Fleshtrap is a horror/mystery novel I wrote between July 2010 and May 2011. It ran as a free-to-read online serial from October 2011 to May 2012, with sixty-two chapters and an epilogue. The book has now been purchased by a fairly well-recognized publishing concern who shall remain nameless until the contracts are signed and I get the okay to start running my mouth all over town. (Got to let the ink dry and all that.) But that’s the boring stuff. Here’s the part I wanted to talk about.
Fleshtrap is about damage. It’s about child abuse. It’s about families and secrets. Mothers and daughters, fathers and sons, and the ugly things we all keep inside of us. Sometimes these things take on other forms; they grow beyond ourselves to manifest in the physical world. These things are dangerous. They are predatory. They are made of flesh and teeth and whispers and lies, and they will kill you if you let them. Fleshtrap is all about holes, you see. The holes we make and the holes we let happen to us, and how they will destroy us if we’re not careful.

Casey Way by Ramiro R.
Casey Way hasn’t slept in twenty years. When he does sleep he sees the ghost of his murdered father in every mirror and passing car window. David Way waits nestled under tables and breathing in the corner of his son’s living room like the shadow of the predator he once was. These nightmares are the only memories Casey has left of his father, who exists now only as whispers of bone and flesh. As the anniversary of his father’s death approaches, his stepsister Mariska takes Casey back to confront the demons sleeping in their childhood home. The old house on Mooreland Street has been waiting for them, long-abandoned since the night of his father’s death at the hands of Mariska’s mother, a cathedral of Venus flytraps and ugly memories.

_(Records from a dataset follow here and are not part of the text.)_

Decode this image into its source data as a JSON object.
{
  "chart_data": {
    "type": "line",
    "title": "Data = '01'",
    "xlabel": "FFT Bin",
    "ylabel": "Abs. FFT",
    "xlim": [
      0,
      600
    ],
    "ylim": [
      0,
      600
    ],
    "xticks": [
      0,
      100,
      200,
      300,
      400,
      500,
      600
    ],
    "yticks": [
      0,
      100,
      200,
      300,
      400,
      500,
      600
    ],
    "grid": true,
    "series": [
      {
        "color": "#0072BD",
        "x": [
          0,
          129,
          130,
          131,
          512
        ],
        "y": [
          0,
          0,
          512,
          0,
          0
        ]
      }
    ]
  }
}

But something is asleep in their old house, something so terrible that Casey doesn’t see it at first. It’s a trap, wearing stolen skins made of flesh and lies and familiar faces. The trap follows him out of the hungry dark to take root in the physical world, where it begins stalking anything it can latch onto. It knows your secrets, your fears, your dirty little memories. If it catches you, it will kill you, and Casey — even though he doesn’t know it yet — is the only one who can stop it.
This is Fleshtrap, coming to you this October.